Friday, September 17, 2004

Hayek Smiled: Why Blogging Works

Once again the power of the bloogers is documented. - Sailor



Hayek Smiled: Why Blogging Works
By Michael Van Winkle
Published 09/16/2004
Tech Central Station

If Nobel Prize winning economist F.A. Hayek had been watching last week as bloggers spontaneously responded to fraudulent documents aired by the program "60 Minutes", he would've grinned in humble satisfaction. Hayek's work centered on the effectiveness of spontaneous, decentralized organization, which is precisely what occurred on PowerlineBlog on September 9th. Regardless of the political consequences of the Killian Memo controversy, Hayek's work has been vindicated and his critics undermined.
Why is it that the blogosphere continues to thrive despite incessant warnings of misinformation and partisan gossip? As of this writing Technorati, an online link-tracking service, is tracking 3,872,561 blogs, hardly something to sneeze at. How is it that some of these relatively unknown bloggers, with no direct access to experts and forensics, were able to uncover the truth about these memos before anyone else? Is it only because CBS was consumed by its own bias? Or is there something remarkably efficient about the blogosphere? Despite the apparent truth of the former, students of Hayek know that the latter explanation is far more significant.

Hayek's work focused on how it is that complicated and reliable systems of cooperation come about without any centralized direction. When they do, they outperform systems of "command", systems that rely on central direction. Hayek was an economist and so his primary object of study was the market and how, seemingly counterintuitively, it can work without commands; and why it outperforms large scale centralized economies like the Soviet Union. It doesn't take a directive from Washington to get Apple Computers to make more iPods. Why? Because the market tells Apple how many will sell.

Hayek theorized that markets worked better primarily because of their ability to facilitate the use of 'on the spot' knowledge, knowledge that is very unique to a particular person or place. Steve Jobs knows more about making iPods than George Bush. Everyone has something he knows more about than just about anyone else, even if that something is as basic as his own car. A command system requires the person with the knowledge to wait on the guy without it. A market system gives the person with knowledge the freedom and power to act on it.

Some of this seems rather commonsensical now, but at the time he was really rocking the boat. Economics had been dominated by a paradigm that sought the proper equation for centralized direction. Hayek shifted the paradigm, at least in some economics departments.

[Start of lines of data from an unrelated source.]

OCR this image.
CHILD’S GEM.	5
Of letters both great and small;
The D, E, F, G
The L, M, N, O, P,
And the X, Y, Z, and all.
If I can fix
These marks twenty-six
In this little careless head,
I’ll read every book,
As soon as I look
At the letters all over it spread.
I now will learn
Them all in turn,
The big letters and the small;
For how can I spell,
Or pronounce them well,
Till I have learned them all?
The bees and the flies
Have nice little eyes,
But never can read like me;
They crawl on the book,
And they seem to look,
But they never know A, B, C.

Today almost no one would disagree that spontaneous cooperation is better for some tasks, namely production and consumption. Yet, some critics still like to distinguish among kinds of knowledge. For instance spontaneous systems are good at delivering cheese, but not very good at delivering something more intangible … like information … or fairness.

We've all heard critics of the Internet claim that, because no one "controls" it, no one can control it from disseminating the most outrageous rumors and conspiracies. A similar critique was leveled at Hayek's arguments about markets: Sure, markets (spontaneous systems) can deliver food at reasonable prices, but advertising and marketing often mislead people about which foods they should buy.

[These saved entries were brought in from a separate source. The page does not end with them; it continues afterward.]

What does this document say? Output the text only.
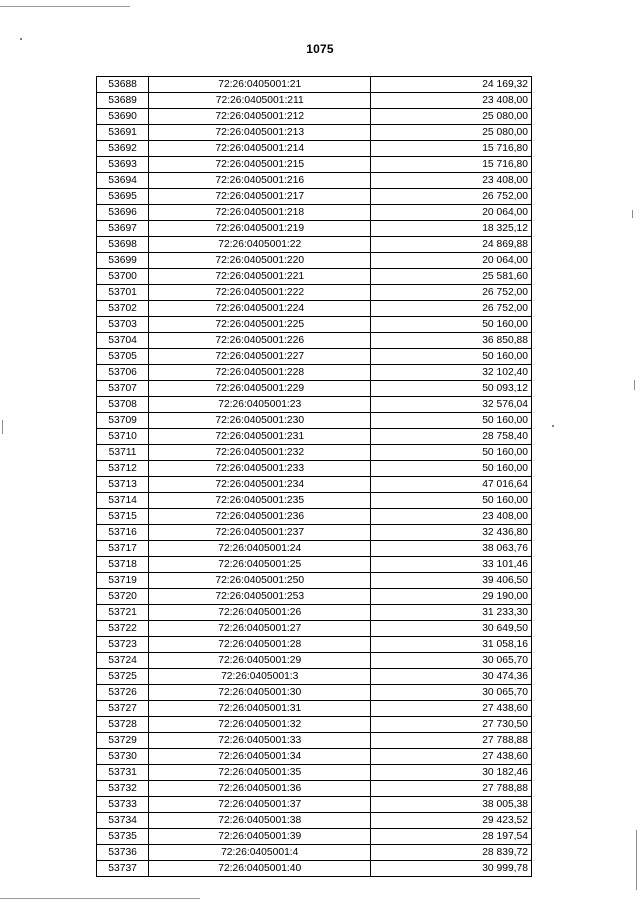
1075
53688	72:26:0405001:21	24 169,32
53689	72:26:0405001:211	23 408,00
53690	72:26:0405001:212	25 080,00
53691	72:26:0405001:213	25 080,00
53692	72:26:0405001:214	15 716,80
53693	72:26:0405001:215	15 716,80
53694	72:26:0405001:216	23 408,00
53695	72:26:0405001:217	26 752,00
53696	72:26:0405001:218	20 064,00
53697	72:26:0405001:219	18 325,12
53698	72:26:0405001:22	24 869,88
53699	72:26:0405001:220	20 064,00
53700	72:26:0405001:221	25 581,60
53701	72:26:0405001:222	26 752,00
53702	72:26:0405001:224	26 752,00
53703	72:26:0405001:225	50 160,00
53704	72:26:0405001:226	36 850,88
53705	72:26:0405001:227	50 160,00
53706	72:26:0405001:228	32 102,40
53707	72:26:0405001:229	50 093,12
53708	72:26:0405001:23	32 576,04
53709	72:26:0405001:230	50 160,00
53710	72:26:0405001:231	28 758,40
53711	72:26:0405001:232	50 160,00
53712	72:26:0405001:233	50 160,00
53713	72:26:0405001:234	47 016,64
53714	72:26:0405001:235	50 160,00
53715	72:26:0405001:236	23 408,00
53716	72:26:0405001:237	32 436,80
53717	72:26:0405001:24	38 063,76
53718	72:26:0405001:25	33 101,46
53719	72:26:0405001:250	39 406,50
53720	72:26:0405001:253	29 190,00
53721	72:26:0405001:26	31 233,30
53722	72:26:0405001:27	30 649,50
53723	72:26:0405001:28	31 058,16
53724	72:26:0405001:29	30 065,70
53725	72:26:0405001:3	30 474,36
53726	72:26:0405001:30	30 065,70
53727	72:26:0405001:31	27 438,60
53728	72:26:0405001:32	27 730,50
53729	72:26:0405001:33	27 788,88
53730	72:26:0405001:34	27 438,60
53731	72:26:0405001:35	30 182,46
53732	72:26:0405001:36	27 788,88
53733	72:26:0405001:37	38 005,38
53734	72:26:0405001:38	29 423,52
53735	72:26:0405001:39	28 197,54
53736	72:26:0405001:4	28 839,72
53737	72:26:0405001:40	30 999,78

This traditional criticism of the internet has now been aimed at the blogosphere and is embodied by big journalists like Jonathan Klein who, while defending the CBS story to The Weekly Standard remarked, "You couldn't have a starker contrast between the multiple layers of check and balances [at '60 Minutes'] and a guy sitting in his living room in his pajamas writing." Klein misses the point that it's not whether you can trust some guy in his pajamas, but whether you can trust a spontaneous system of thousands of guys in their pajamas trading information and imparting small, sometimes deceivingly insignificant, bits of information.

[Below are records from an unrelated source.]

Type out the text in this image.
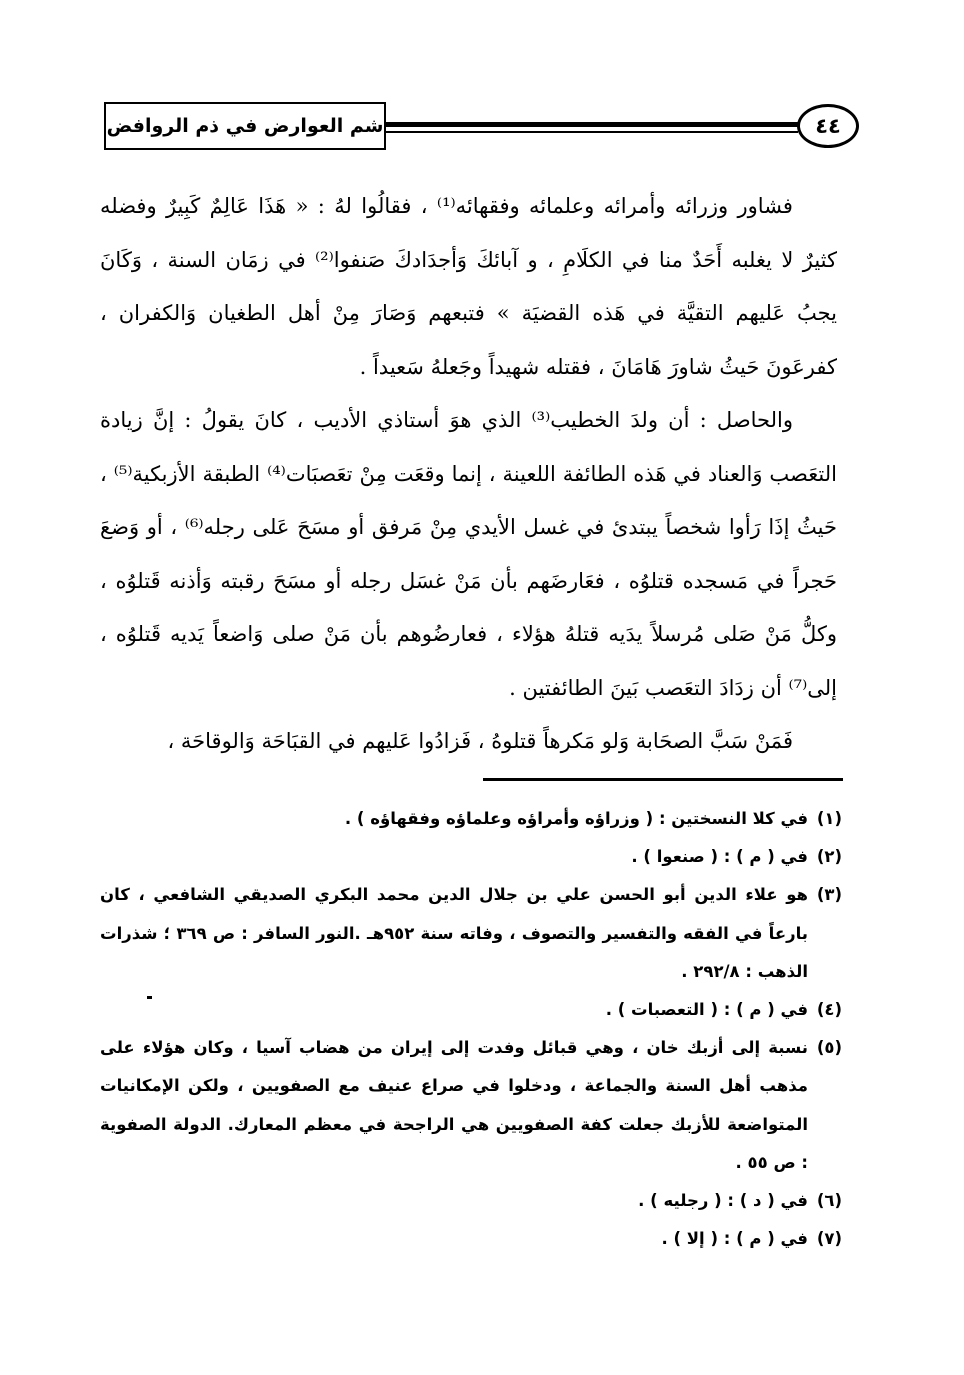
شم العوارض في ذم الروافض	٤٤

فشاور وزرائه وأمرائه وعلمائه وفقهائه⁽¹⁾ ، فقالُوا لهُ : « هَذَا عَالِمٌ كَبِيرٌ وفضله كثيرٌ لا يغلبه أَحَدٌ منا في الكلَامِ ، و آبائكَ وَأجدَادكَ صَنفوا⁽²⁾ في زمَان السنة ، وَكَانَ يجبُ عَليهم التقيَّة في هَذه القضيَة » فتبعهم وَصَارَ مِنْ أهل الطغيان وَالكفران ، كفرعَونَ حَيثُ شاورَ هَامَانَ ، فقتله شهيداً وجَعلهُ سَعيداً .

والحاصل : أن ولدَ الخطيب⁽³⁾ الذي هوَ أستاذي الأديب ، كانَ يقولُ : إنَّ زيادة التعَصب وَالعناد في هَذه الطائفة اللعينة ، إنما وقعَت مِنْ تعَصبَات⁽⁴⁾ الطبقة الأزبكية⁽⁵⁾ ، حَيثُ إذَا رَأوا شخصاً يبتدئ في غسل الأيدي مِنْ مَرفق أو مسَحَ عَلى رجله⁽⁶⁾ ، أو وَضعَ حَجراً في مَسجده قتلوُه ، فعَارضَهم بأن مَنْ غسَل رجله أو مسَحَ رقبته وَأذنه قَتلوُه ، وكلُّ مَنْ صَلى مُرسلاً يدَيه قتلهُ هؤلاء ، فعارضُوهم بأن مَنْ صلى وَاضعاً يَديه قَتلوُه ، إلى⁽⁷⁾ أن زدَادَ التعَصب بَينَ الطائفتين .

فَمَنْ سَبَّ الصحَابة وَلو مَكرهاً قتلوهُ ، فَزادُوا عَليهم في القبَاحَة وَالوقاحَة ،

(١)
في كلا النسختين : ( وزراؤه وأمراؤه وعلماؤه وفقهاؤه ) .
(٢)
في ( م ) : ( صنعوا ) .
(٣)
هو علاء الدين أبو الحسن علي بن جلال الدين محمد البكري الصديقي الشافعي ، كان بارعاً في الفقه والتفسير والتصوف ، وفاته سنة ٩٥٢هـ .النور السافر : ص ٣٦٩ ؛ شذرات الذهب : ٢٩٢/٨ .
(٤)
في ( م ) : ( التعصبات ) .
(٥)
نسبة إلى أزبك خان ، وهي قبائل وفدت إلى إيران من هضاب آسيا ، وكان هؤلاء على مذهب أهل السنة والجماعة ، ودخلوا في صراع عنيف مع الصفويين ، ولكن الإمكانيات المتواضعة للأزبك جعلت كفة الصفويين هي الراجحة في معظم المعارك. الدولة الصفوية : ص ٥٥ .
(٦)
في ( د ) : ( رجليه ) .
(٧)
في ( م ) : ( إلا ) .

What we've seen in the last few years is a gradual refutation of the Klein myth, that "Big Media" is more capable of sorting the truth than are 3,872,561 blogs. Slowly but surely a loose network of bloggers is sometimes beating the designed, controlled systems of checks and balances at deciphering what's true and what's not. This is exactly what Hayek would've predicted.

In 1997 CBS falsely reported that a US Customs agent was corrupt. It took three years of investigation to clear his name. It won't take a month to get to the bottom of this one.

Big media isn't dying. It never will. The proof of this is that most bloggers get the grist for their mills from traditional big media sources. The impact of the blogosphere is to change the way the media does business. Five years from now, the news channels doing well will be the ones who take the blogosphere seriously, finding ways to use it to better its own reporting and analysis.

Michael Van Winkle is a graduate student at the University of Chicago. He's is creator and editor of The Chicago Report.